Using RegEx to remove them works, but isn’t well suited for working with HTML tags. We can use libxml to remove the wrapping paragraph from images and other elements, such as picture, video, audio, and iframe.

function css_tricks_content_remove_wrapping_p( $html ) {

    // Iterating a nodelist while manipulating it is not a good thing, because
    // the nodelist dynamically updates itself. Get all things that must be
    // unwrapped and put them in an array.
    $tagNames = array( 'img', 'picture', 'video', 'audio', 'iframe' );
    $mediaElements = array();
    foreach ( $tagNames as $tagName ) {
        $nodes = $html->getElementsByTagName( $tagName );
        foreach ( $nodes as $node ) {
            $mediaElements[] = $node;
        }
    }

    foreach ( $mediaElements as $element ) {

        // Get a reference to the parent paragraph that may have been added by
        // WordPress. It might be the direct parent node or the grandparent
        // (LOL) in case of links
        $paragraph = null;

        // Get a reference to the image itself or to the link containing the
        // image, so we can later remove the wrapping paragraph
        $theElement = null;

        if ( $element->parentNode->nodeName == 'p' ) {
            $paragraph = $element->parentNode;
            $theElement = $element;
        } else if ( $element->parentNode->nodeName == 'a' &&
                $element->parentNode->parentNode->nodeName == 'p' ) {
            $paragraph = $element->parentNode->parentNode;
            $theElement = $element->parentNode;
        }

        // Make sure the wrapping paragraph only contains this child
        if ( $paragraph && $paragraph->textContent == '' ) {
            $paragraph->parentNode->replaceChild( $theElement, $paragraph );
        }
    }

}

Adding rel=noopener

Recently we became aware of security issue regarding links opening in a new tab.

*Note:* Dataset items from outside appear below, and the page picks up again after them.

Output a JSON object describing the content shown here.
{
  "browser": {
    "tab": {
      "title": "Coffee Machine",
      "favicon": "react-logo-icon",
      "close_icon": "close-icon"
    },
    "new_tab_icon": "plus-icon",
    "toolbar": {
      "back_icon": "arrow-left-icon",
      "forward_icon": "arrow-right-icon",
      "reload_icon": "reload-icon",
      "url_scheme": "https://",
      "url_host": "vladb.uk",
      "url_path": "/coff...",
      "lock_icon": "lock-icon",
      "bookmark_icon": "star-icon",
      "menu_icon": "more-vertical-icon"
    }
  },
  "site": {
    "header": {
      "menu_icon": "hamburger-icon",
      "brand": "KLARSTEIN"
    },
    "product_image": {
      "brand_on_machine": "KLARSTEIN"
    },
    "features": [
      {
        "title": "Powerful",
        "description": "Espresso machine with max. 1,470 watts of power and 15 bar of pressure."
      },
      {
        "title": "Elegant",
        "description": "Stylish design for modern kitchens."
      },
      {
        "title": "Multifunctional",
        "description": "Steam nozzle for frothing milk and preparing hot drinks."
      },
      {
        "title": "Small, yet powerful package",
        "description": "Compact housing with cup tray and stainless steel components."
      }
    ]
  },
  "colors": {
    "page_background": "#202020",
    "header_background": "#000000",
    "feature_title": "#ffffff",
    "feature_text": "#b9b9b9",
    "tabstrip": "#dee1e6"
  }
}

Adding the rel=noopener attribute will fix the issue, but that’s not something editors should have to remember to do. It also doesn’t play nice with Markdown, because you’d have to write links in plain HTML.

libxml can help us:

function css_tricks_rel_noopener( $html ) {

    $nodes = $html->getElementsByTagName( 'a' );
    foreach ( $nodes as $node ) {
        $node->setAttribute( 'rel', 'noopener' );
    }

}

Considerations

I’ve been using the techniques explained above since the launch of MacStories 4 and haven’t had any major issues. Writers can focus solely on writing great content. All presentation related transformations/generations are documented in code and can easily be ported over the new version or updated to the new design. It’s a big win. I won’t have to create a `legacy-theme.css` file to style or fix old (and poor) decisions.

With content filters, you can pretty much do whatever you want. With shortcodes, you’ll need to be careful not to create overly-specialized shortcodes that look like the old raw HTML you had in the past. For example

[bad-shortcode align="left" color="blue" font="georgia"]…[/bad-shortcode]

Some of these attributes may not make sense in the future, so it’s up to you to decide on attributes that seem well-suited and abstracted enough to live forever. Still, even a bad shortcode is better than no content abstraction at all.

In the end: do what you think is best and think twice before implementing. Always ask yourself “will I need this when the next design goes live?”